Sunday, 12 September 2010
It doesn’t take long to realise the marketing for the latest film from writer / director Christopher Nolan (Memento, The Dark Knight) wasn’t being vague and mysterious simply to build anticipation: Inception defies easy summation in a way that’s increasingly – and refreshingly – rare.
It’s not exactly a plot you can spoil (in some ways it’s surprisingly straightforward), but learning as you go is one of the many pleasures this has to offer. Suffice then to say its set in a world where others can enter your dreams and (try to) steal your deepest secrets, but if you’re Cobb (Leonardo DiCaprio) your own secrets have a very real chance of getting in the way.

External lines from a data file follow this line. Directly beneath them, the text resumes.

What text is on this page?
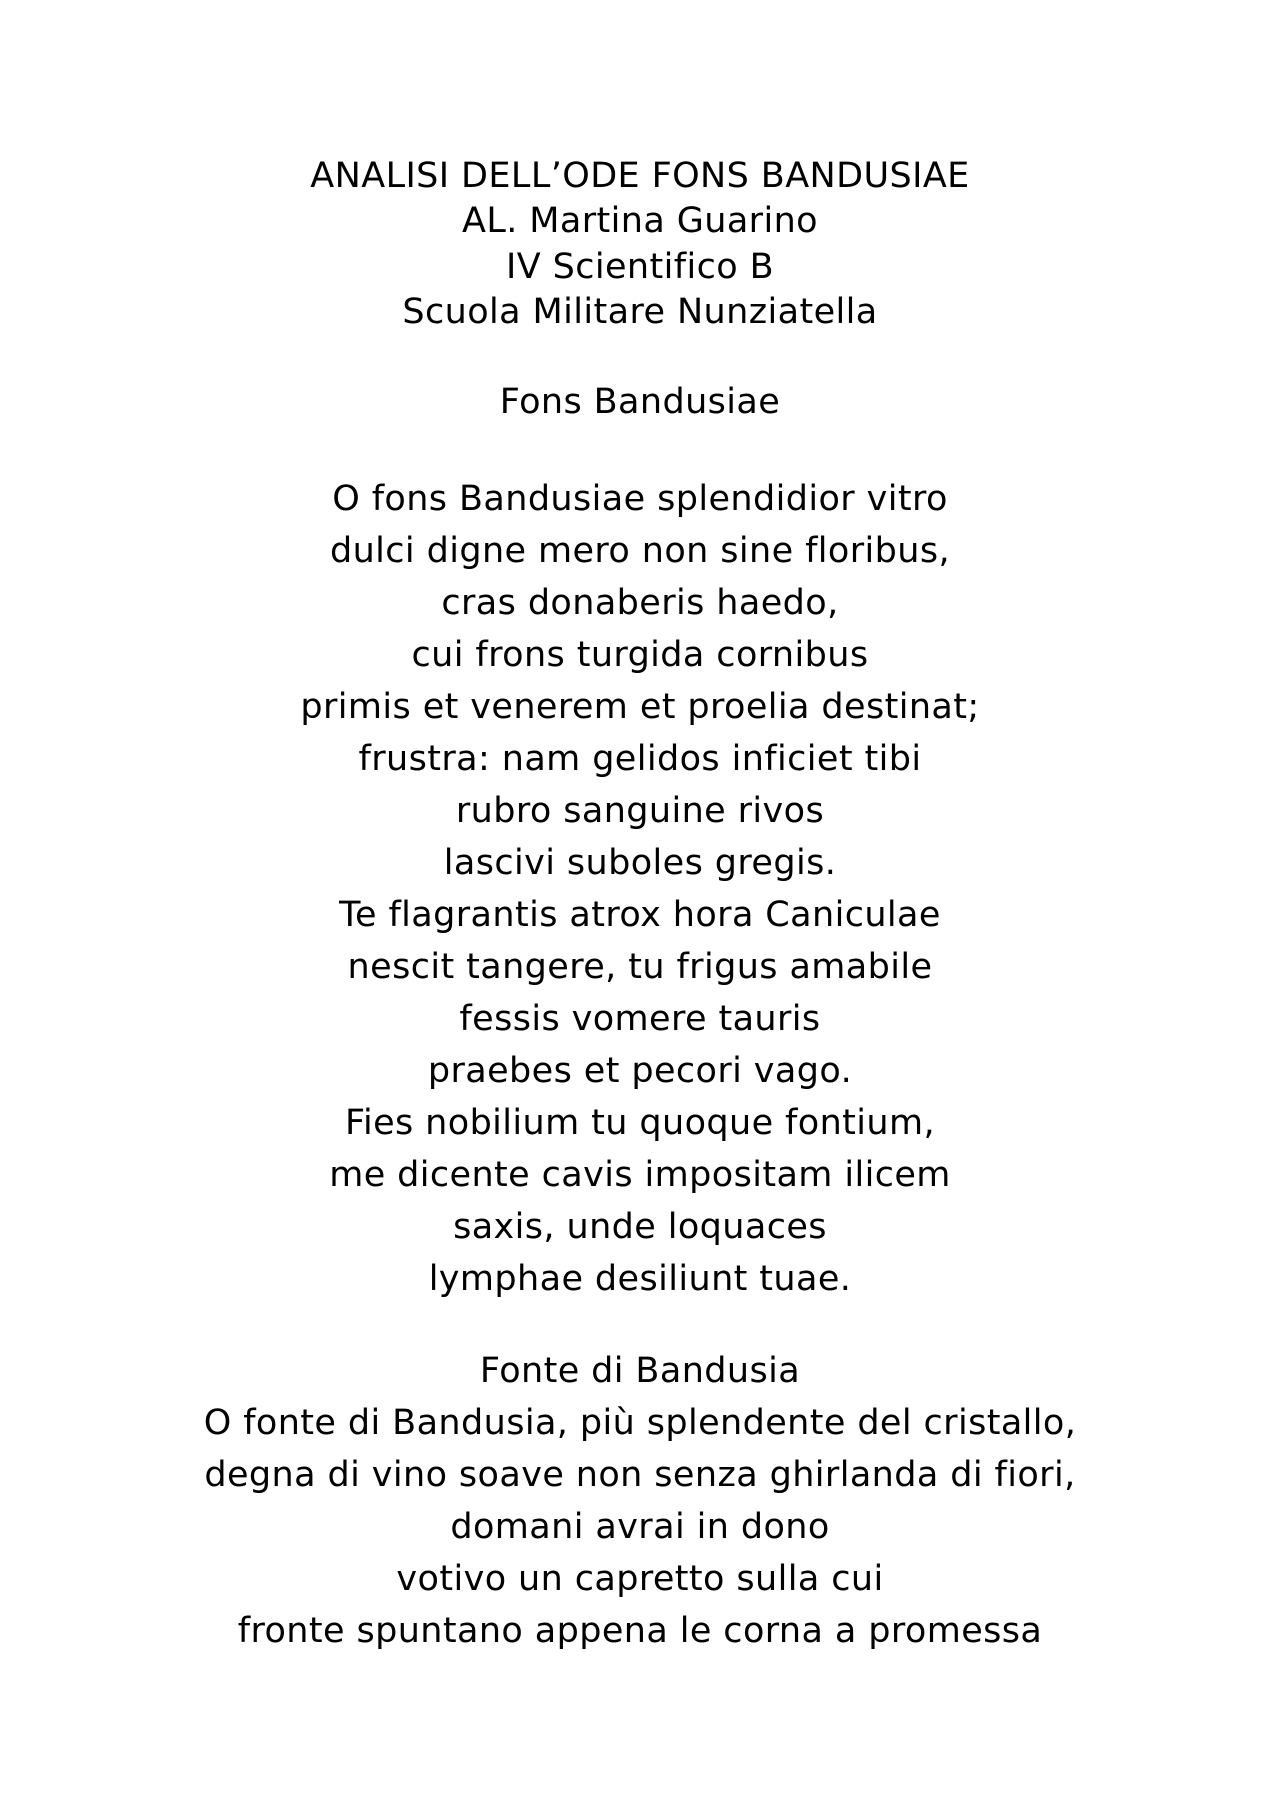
ANALISI DELL’ODE FONS BANDUSIAE
AL. Martina Guarino
IV Scientifico B
Scuola Militare Nunziatella
Fons Bandusiae
O fons Bandusiae splendidior vitro
dulci digne mero non sine floribus,
cras donaberis haedo,
cui frons turgida cornibus
primis et venerem et proelia destinat;
frustra: nam gelidos inficiet tibi
rubro sanguine rivos
lascivi suboles gregis.
Te flagrantis atrox hora Caniculae
nescit tangere, tu frigus amabile
fessis vomere tauris
praebes et pecori vago.
Fies nobilium tu quoque fontium,
me dicente cavis impositam ilicem
saxis, unde loquaces
lymphae desiliunt tuae.
Fonte di Bandusia
O fonte di Bandusia, più splendente del cristallo,
degna di vino soave non senza ghirlanda di fiori,
domani avrai in dono
votivo un capretto sulla cui
fronte spuntano appena le corna a promessa
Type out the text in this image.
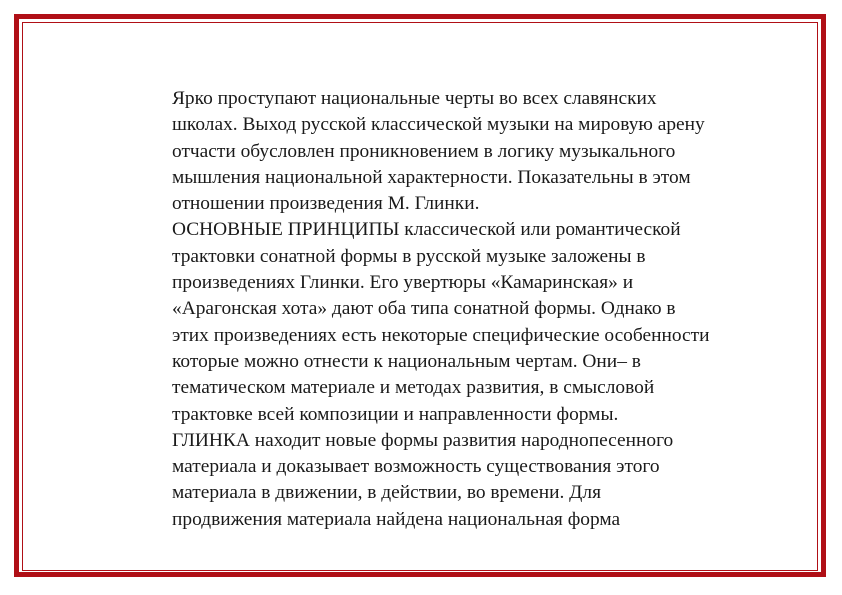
Ярко проступают национальные черты во всех славянских
школах. Выход русской классической музыки на мировую арену
отчасти обусловлен проникновением в логику музыкального
мышления национальной характерности. Показательны в этом
отношении произведения М. Глинки.
ОСНОВНЫЕ ПРИНЦИПЫ классической или романтической
трактовки сонатной формы в русской музыке заложены в
произведениях Глинки. Его увертюры «Камаринская» и
«Арагонская хота» дают оба типа сонатной формы. Однако в
этих произведениях есть некоторые специфические особенности
которые можно отнести к национальным чертам. Они– в
тематическом материале и методах развития, в смысловой
трактовке всей композиции и направленности формы.
ГЛИНКА находит новые формы развития народнопесенного
материала и доказывает возможность существования этого
материала в движении, в действии, во времени. Для
продвижения материала найдена национальная форма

Despite the heavy psychological baggage and film noir / cyberpunk trappings, this turns out to be Nolan’s take on the light-hearted heist genre. Think Ocean’s 11 inside The Matrix and you’re halfway there. Some might argue that every character besides Cobb is barely two-dimensional and that much of the dialogue is raw exposition, but with a set-up this enjoyably mind-stretching it’s best to err on the side of clarity. Having a first class cast as Cobb’s back-up team (Including Ellen Page, Joseph Gordon-Levitt, Tom Hardy and Ken Watanabe) goes a long way towards fleshing out the thin characters, and the visuals are just mind-bending enough to impress without distracting from the story-telling (unlike, say, a Terry Gilliam movie, the story moves forward too quickly to allow much time to soak in surreal imagery).
The plot is a rigourously planned-out puzzle-box that’s extremely compelling – so much so that in many ways’s the film’s greatest success is the high level of post-viewing discussion it sparks. Blockbuster film-making is rarely this smart and skillful, let alone actually about anything. Utterly unmissable.